Audrey Mbugua.

Audrey Mbugua the transgender.

Although she had male organs Audrey Mbugua indeed socialised as a boy, she says that as she grew up she felt deep inside that she was a woman trapped in the body of a man.

Andrew recognised himself as a woman but battled with the feelings, afraid to let anyone know. It was at the age of 19 that her real identity as a woman was defined and she began working towards becoming one.

“I have suffered depression almost all my life. The struggle to be someone that I am not in a conservative society has been a horrendous journey,” Audrey says.

 

HORMONAL SHIFTS

She believes gender is what is between the ears and not what is between the legs.

A pleasant person, Audrey’s tone keeps changing from mellow to hyper then melancholic as she narrates her moving life story.

She occasionally breaks into laughter that seemed to echo the message, “I can’t believe I have been through this.”

She says one of the greatest challenges of dealing with the Kenyan society is that people are highly opinionated on issues they know nothing about.

She wonders why people treat transgender people harshly, yet it is a quality as natural as being born short or dark-complexioned.

The transformation from woman to man or vice versa is dictated by changes in male (testosterone) and female (oestrogen) hormones, unlike sexual orientation, where biological hormones play a less significant role.

 

She had succeeded in passing a message — a confusing one while at it. That is how she fell out with her parents.

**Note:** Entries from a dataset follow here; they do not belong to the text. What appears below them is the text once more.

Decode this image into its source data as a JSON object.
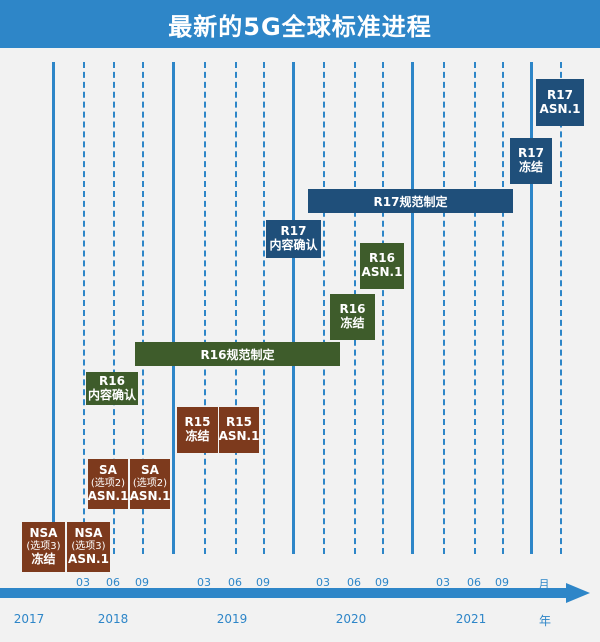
{
  "title": "最新的5G全球标准进程",
  "axis": {
    "months": [
      "03",
      "06",
      "09",
      "03",
      "06",
      "09",
      "03",
      "06",
      "09",
      "03",
      "06",
      "09"
    ],
    "month_unit": "月",
    "years": [
      "2017",
      "2018",
      "2019",
      "2020",
      "2021"
    ],
    "year_unit": "年"
  },
  "milestones": {
    "nsa_freeze": {
      "line1": "NSA",
      "line2": "(选项3)",
      "line3": "冻结"
    },
    "nsa_asn1": {
      "line1": "NSA",
      "line2": "(选项3)",
      "line3": "ASN.1"
    },
    "sa_freeze": {
      "line1": "SA",
      "line2": "(选项2)",
      "line3": "ASN.1"
    },
    "sa_asn1": {
      "line1": "SA",
      "line2": "(选项2)",
      "line3": "ASN.1"
    },
    "r16_confirm": {
      "line1": "R16",
      "line2": "内容确认"
    },
    "r15_freeze": {
      "line1": "R15",
      "line2": "冻结"
    },
    "r15_asn1": {
      "line1": "R15",
      "line2": "ASN.1"
    },
    "r16_spec": {
      "label": "R16规范制定"
    },
    "r16_freeze": {
      "line1": "R16",
      "line2": "冻结"
    },
    "r16_asn1": {
      "line1": "R16",
      "line2": "ASN.1"
    },
    "r17_confirm": {
      "line1": "R17",
      "line2": "内容确认"
    },
    "r17_spec": {
      "label": "R17规范制定"
    },
    "r17_freeze": {
      "line1": "R17",
      "line2": "冻结"
    },
    "r17_asn1": {
      "line1": "R17",
      "line2": "ASN.1"
    }
  },
  "colors": {
    "accent": "#2e86c8",
    "r15": "#7d3a1d",
    "r16": "#3e5c2b",
    "r17": "#1f4f7a"
  }
}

They thought she was being rebellious but there was more to it, as a doctor would later explain. Her father collapsed on learning that she was transgender.

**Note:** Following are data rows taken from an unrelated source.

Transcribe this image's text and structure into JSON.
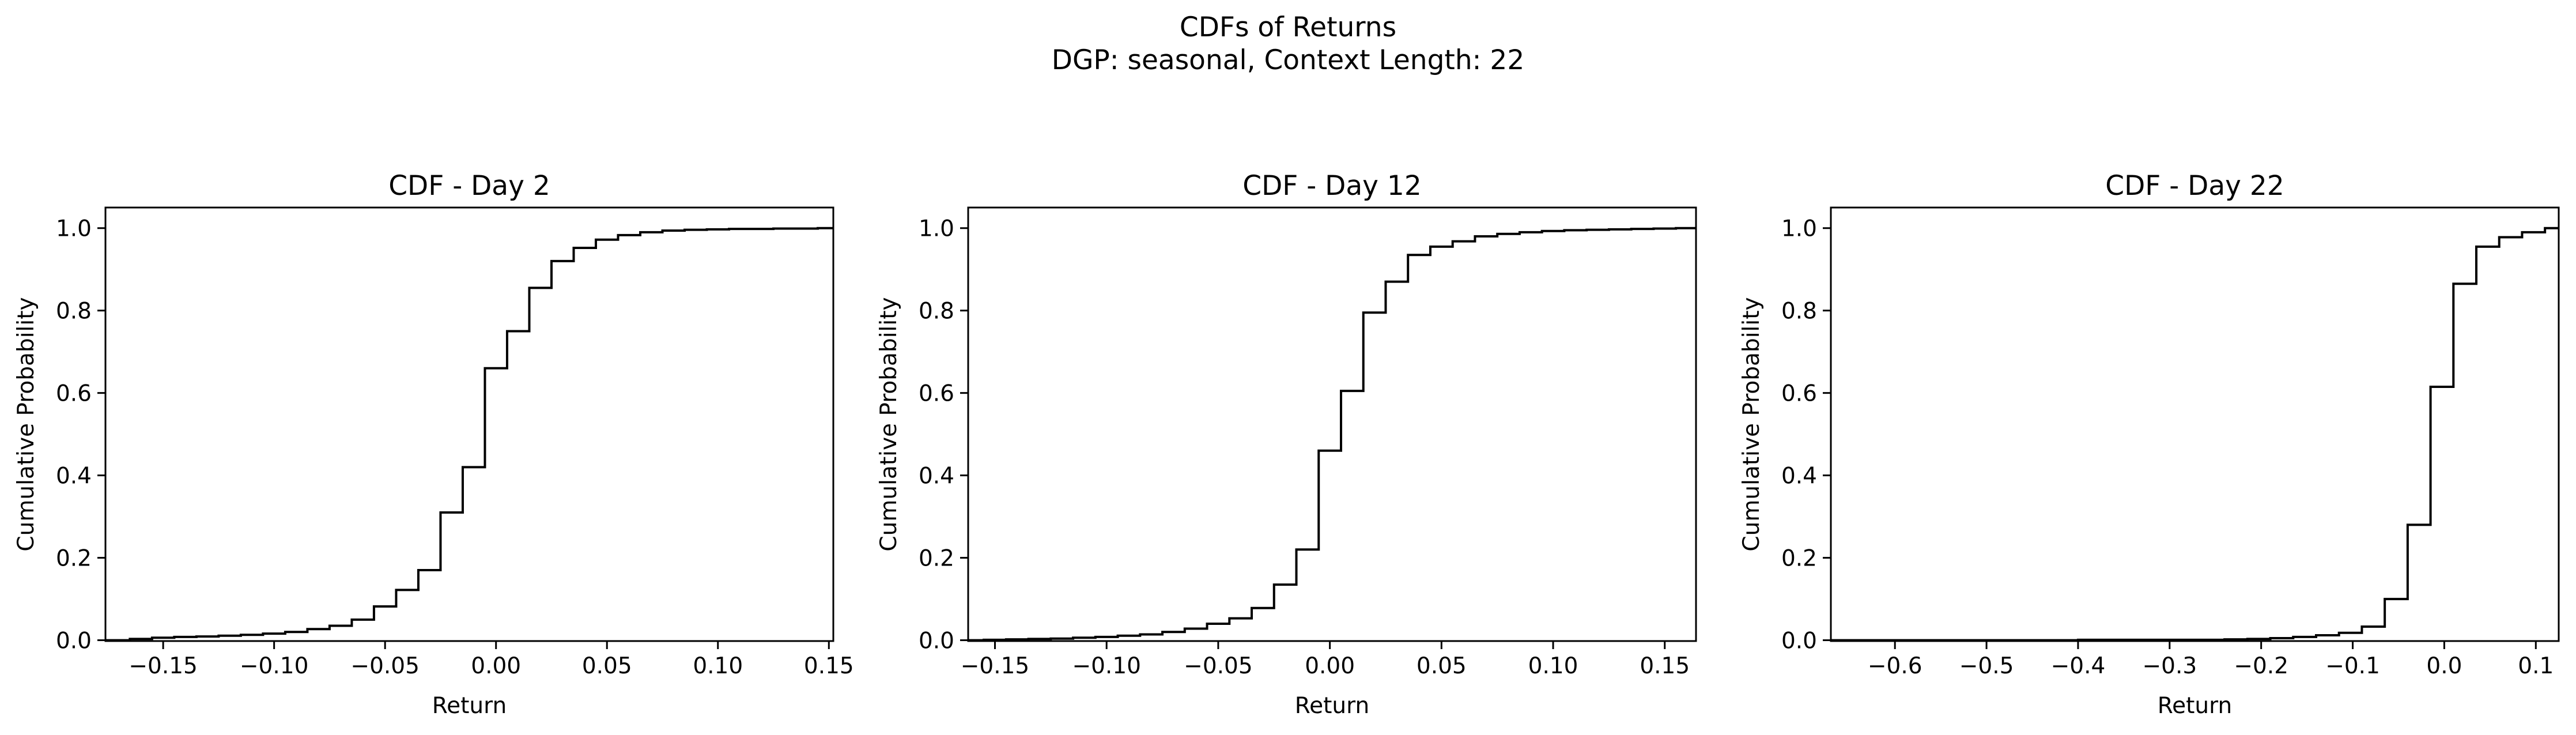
{
  "figure": {
    "title_line1": "CDFs of Returns",
    "title_line2": "DGP: seasonal, Context Length: 22"
  },
  "chart_data": [
    {
      "type": "line",
      "step": "post",
      "title": "CDF - Day 2",
      "xlabel": "Return",
      "ylabel": "Cumulative Probability",
      "xlim": [
        -0.176,
        0.152
      ],
      "ylim": [
        -0.002,
        1.05
      ],
      "xticks": [
        -0.15,
        -0.1,
        -0.05,
        0.0,
        0.05,
        0.1,
        0.15
      ],
      "xtick_labels": [
        "−0.15",
        "−0.10",
        "−0.05",
        "0.00",
        "0.05",
        "0.10",
        "0.15"
      ],
      "yticks": [
        0.0,
        0.2,
        0.4,
        0.6,
        0.8,
        1.0
      ],
      "ytick_labels": [
        "0.0",
        "0.2",
        "0.4",
        "0.6",
        "0.8",
        "1.0"
      ],
      "grid": false,
      "color": "#000000",
      "x": [
        -0.176,
        -0.165,
        -0.155,
        -0.145,
        -0.135,
        -0.125,
        -0.115,
        -0.105,
        -0.095,
        -0.085,
        -0.075,
        -0.065,
        -0.055,
        -0.045,
        -0.035,
        -0.025,
        -0.015,
        -0.005,
        0.005,
        0.015,
        0.025,
        0.035,
        0.045,
        0.055,
        0.065,
        0.075,
        0.085,
        0.095,
        0.105,
        0.115,
        0.125,
        0.135,
        0.145,
        0.152
      ],
      "y": [
        0.0,
        0.003,
        0.006,
        0.008,
        0.009,
        0.011,
        0.013,
        0.016,
        0.02,
        0.027,
        0.035,
        0.05,
        0.082,
        0.122,
        0.17,
        0.31,
        0.42,
        0.66,
        0.75,
        0.855,
        0.92,
        0.952,
        0.972,
        0.983,
        0.99,
        0.994,
        0.996,
        0.997,
        0.998,
        0.998,
        0.999,
        0.999,
        1.0,
        1.0
      ]
    },
    {
      "type": "line",
      "step": "post",
      "title": "CDF - Day 12",
      "xlabel": "Return",
      "ylabel": "Cumulative Probability",
      "xlim": [
        -0.162,
        0.164
      ],
      "ylim": [
        -0.002,
        1.05
      ],
      "xticks": [
        -0.15,
        -0.1,
        -0.05,
        0.0,
        0.05,
        0.1,
        0.15
      ],
      "xtick_labels": [
        "−0.15",
        "−0.10",
        "−0.05",
        "0.00",
        "0.05",
        "0.10",
        "0.15"
      ],
      "yticks": [
        0.0,
        0.2,
        0.4,
        0.6,
        0.8,
        1.0
      ],
      "ytick_labels": [
        "0.0",
        "0.2",
        "0.4",
        "0.6",
        "0.8",
        "1.0"
      ],
      "grid": false,
      "color": "#000000",
      "x": [
        -0.162,
        -0.155,
        -0.145,
        -0.135,
        -0.125,
        -0.115,
        -0.105,
        -0.095,
        -0.085,
        -0.075,
        -0.065,
        -0.055,
        -0.045,
        -0.035,
        -0.025,
        -0.015,
        -0.005,
        0.005,
        0.015,
        0.025,
        0.035,
        0.045,
        0.055,
        0.065,
        0.075,
        0.085,
        0.095,
        0.105,
        0.115,
        0.125,
        0.135,
        0.145,
        0.155,
        0.164
      ],
      "y": [
        0.0,
        0.001,
        0.002,
        0.003,
        0.004,
        0.006,
        0.008,
        0.011,
        0.014,
        0.02,
        0.028,
        0.04,
        0.053,
        0.078,
        0.135,
        0.22,
        0.46,
        0.605,
        0.795,
        0.87,
        0.935,
        0.955,
        0.968,
        0.98,
        0.986,
        0.99,
        0.993,
        0.995,
        0.996,
        0.997,
        0.998,
        0.999,
        1.0,
        1.0
      ]
    },
    {
      "type": "line",
      "step": "post",
      "title": "CDF - Day 22",
      "xlabel": "Return",
      "ylabel": "Cumulative Probability",
      "xlim": [
        -0.67,
        0.125
      ],
      "ylim": [
        -0.002,
        1.05
      ],
      "xticks": [
        -0.6,
        -0.5,
        -0.4,
        -0.3,
        -0.2,
        -0.1,
        0.0,
        0.1
      ],
      "xtick_labels": [
        "−0.6",
        "−0.5",
        "−0.4",
        "−0.3",
        "−0.2",
        "−0.1",
        "0.0",
        "0.1"
      ],
      "yticks": [
        0.0,
        0.2,
        0.4,
        0.6,
        0.8,
        1.0
      ],
      "ytick_labels": [
        "0.0",
        "0.2",
        "0.4",
        "0.6",
        "0.8",
        "1.0"
      ],
      "grid": false,
      "color": "#000000",
      "x": [
        -0.67,
        -0.4,
        -0.24,
        -0.215,
        -0.19,
        -0.165,
        -0.14,
        -0.115,
        -0.09,
        -0.065,
        -0.04,
        -0.015,
        0.01,
        0.035,
        0.06,
        0.085,
        0.11,
        0.125
      ],
      "y": [
        0.0,
        0.001,
        0.002,
        0.003,
        0.005,
        0.008,
        0.012,
        0.018,
        0.033,
        0.1,
        0.28,
        0.615,
        0.865,
        0.955,
        0.978,
        0.99,
        1.0,
        1.0
      ]
    }
  ]
}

“I haven’t talked to my parents for years. But wherever they are, I know they still love me. I appreciate everything they have done for me, but I had to live my life and them theirs,” she says, sounding melancholy.

Her friends from university and even home viewed her stand as obnoxious and shunned her completely, thinking she was either bewitched or running mad from reading too much.

Others thought she was gay. “After agonising, I asked myself, ‘so what would being in good terms with them add to my life?’ There is always an expiry date for pleasing parents and the society.

What matters is that I am happier now and the only thing I can do is make life better for my transgender daughters and sons, sisters and brothers. They are now my family, my species,” she said.

Her siblings are however more accommodating, now acknowledging her as a sister, and her nieces and nephews calling her aunt.

In January 2012, by gazette notice Ms Mbugua published by a deed poll, she renounced the name Andrew and assumed Audrey Ithibu Mbugua.